Recently, I have been interested in models that combine the interpretability of a discrete structured PGM with NNET likelihood functions. In particular, a model such as, Nonparametric Variational Auto-encoders for Hierarchical Representation Learning. The model uses an alternating optimisation strategy, alternating between optimising the nested CRP and the VAE. The generative model consists of the Nested CRP that generates z and a NNET decoder mapping z to x.
I was excited about pyro because I believed that pyro’s flexibility would let us design models as above. Building a simple VAE is quite straightforward in other toolkits as well, such as PyTorch.
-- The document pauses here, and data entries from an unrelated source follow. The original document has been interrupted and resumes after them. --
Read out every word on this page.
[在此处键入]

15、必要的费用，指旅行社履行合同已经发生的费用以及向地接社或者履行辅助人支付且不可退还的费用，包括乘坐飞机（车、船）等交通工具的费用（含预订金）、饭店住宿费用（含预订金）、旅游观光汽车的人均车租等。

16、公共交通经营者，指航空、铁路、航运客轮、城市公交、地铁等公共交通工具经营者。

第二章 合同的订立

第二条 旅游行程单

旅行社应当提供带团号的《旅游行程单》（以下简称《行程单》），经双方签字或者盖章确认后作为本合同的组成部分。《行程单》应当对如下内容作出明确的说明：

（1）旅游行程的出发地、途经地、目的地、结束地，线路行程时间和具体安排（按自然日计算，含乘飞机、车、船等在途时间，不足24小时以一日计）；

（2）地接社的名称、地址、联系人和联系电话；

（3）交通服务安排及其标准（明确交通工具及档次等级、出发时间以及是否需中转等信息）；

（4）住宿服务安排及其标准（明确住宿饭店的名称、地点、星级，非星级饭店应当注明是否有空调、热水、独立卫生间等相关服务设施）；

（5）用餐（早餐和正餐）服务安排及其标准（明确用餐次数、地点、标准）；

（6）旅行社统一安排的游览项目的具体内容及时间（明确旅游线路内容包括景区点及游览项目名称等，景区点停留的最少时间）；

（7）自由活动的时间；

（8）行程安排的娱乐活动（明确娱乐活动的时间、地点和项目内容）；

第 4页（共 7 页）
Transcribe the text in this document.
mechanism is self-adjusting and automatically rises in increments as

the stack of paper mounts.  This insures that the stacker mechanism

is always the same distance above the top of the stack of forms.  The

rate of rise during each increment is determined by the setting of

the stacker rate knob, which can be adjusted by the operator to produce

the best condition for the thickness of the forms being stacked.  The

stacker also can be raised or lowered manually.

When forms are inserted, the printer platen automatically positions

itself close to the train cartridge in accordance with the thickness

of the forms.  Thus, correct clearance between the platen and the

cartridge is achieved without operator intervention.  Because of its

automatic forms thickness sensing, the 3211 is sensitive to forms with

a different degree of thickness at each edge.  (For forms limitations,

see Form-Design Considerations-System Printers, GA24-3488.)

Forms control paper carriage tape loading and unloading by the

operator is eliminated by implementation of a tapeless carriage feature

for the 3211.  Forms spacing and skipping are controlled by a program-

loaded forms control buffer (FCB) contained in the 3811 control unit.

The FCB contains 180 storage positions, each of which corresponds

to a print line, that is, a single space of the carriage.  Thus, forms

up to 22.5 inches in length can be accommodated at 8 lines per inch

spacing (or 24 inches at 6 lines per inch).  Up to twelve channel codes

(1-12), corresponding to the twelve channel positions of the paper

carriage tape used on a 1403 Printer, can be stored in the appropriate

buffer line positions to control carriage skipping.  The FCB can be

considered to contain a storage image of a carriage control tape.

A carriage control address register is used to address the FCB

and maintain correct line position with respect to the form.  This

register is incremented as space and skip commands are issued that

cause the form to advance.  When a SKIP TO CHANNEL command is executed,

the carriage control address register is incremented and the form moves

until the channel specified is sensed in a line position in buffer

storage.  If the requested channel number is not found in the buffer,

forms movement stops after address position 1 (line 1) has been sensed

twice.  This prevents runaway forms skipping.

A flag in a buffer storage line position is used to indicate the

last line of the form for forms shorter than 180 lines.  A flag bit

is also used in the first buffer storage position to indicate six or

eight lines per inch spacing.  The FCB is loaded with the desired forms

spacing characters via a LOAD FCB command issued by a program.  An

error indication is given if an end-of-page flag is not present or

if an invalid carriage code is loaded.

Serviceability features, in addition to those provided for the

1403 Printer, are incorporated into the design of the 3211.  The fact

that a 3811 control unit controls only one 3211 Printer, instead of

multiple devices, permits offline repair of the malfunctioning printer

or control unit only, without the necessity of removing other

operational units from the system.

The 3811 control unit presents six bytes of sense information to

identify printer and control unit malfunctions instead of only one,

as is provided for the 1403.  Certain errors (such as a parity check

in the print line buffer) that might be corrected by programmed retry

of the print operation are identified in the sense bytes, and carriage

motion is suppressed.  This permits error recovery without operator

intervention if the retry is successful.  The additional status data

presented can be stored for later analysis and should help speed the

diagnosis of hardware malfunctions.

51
Although, the DMM and AIR examples show that how powerful a PPL such as pyro could be, building models with discrete structures is still not clear to me. For e.g. in a language acquisition domain, you might want to infer the underlying linguistic structure (discrete), given speech etc.
Is pyro in the current form not suitable for models such as the one referenced above? or models that combine complicated discrete structures with NNETs.
A noob to this field. Your thoughts and comments would help me a lot.
Hi, what do you mean by suitable? Do you have a more specific question about the model in that paper? I haven’t read it carefully, but it seems to me that it would be reasonably straightforward to implement the model and algorithm described in the paper in Pyro, as long as one were sufficiently clever about batching datapoints together (as in e.g. the AIR tutorial or via a tool like Matchbox).
If you’re looking for a way to get started with reproducing that paper in particular, I’d suggest beginning with the CRP part of the generative model: write the most naive implementation of the truncated nested CRP generative model (i.e. a bunch of nested for loops or recursive calls), and then vectorize that naive version by replacing for loops over conditionally independent variables with with pyro.iarange(...) statements and poutine.broadcast.
You’d also have to implement the mean-field coordinate ascent updates yourself, as Pyro does not compute those automatically, but that should be a fairly direct translation from the equations in the paper if you write the model and mean-field variational distribution as Pyro models and use poutine.trace to grab the distributions and parameters.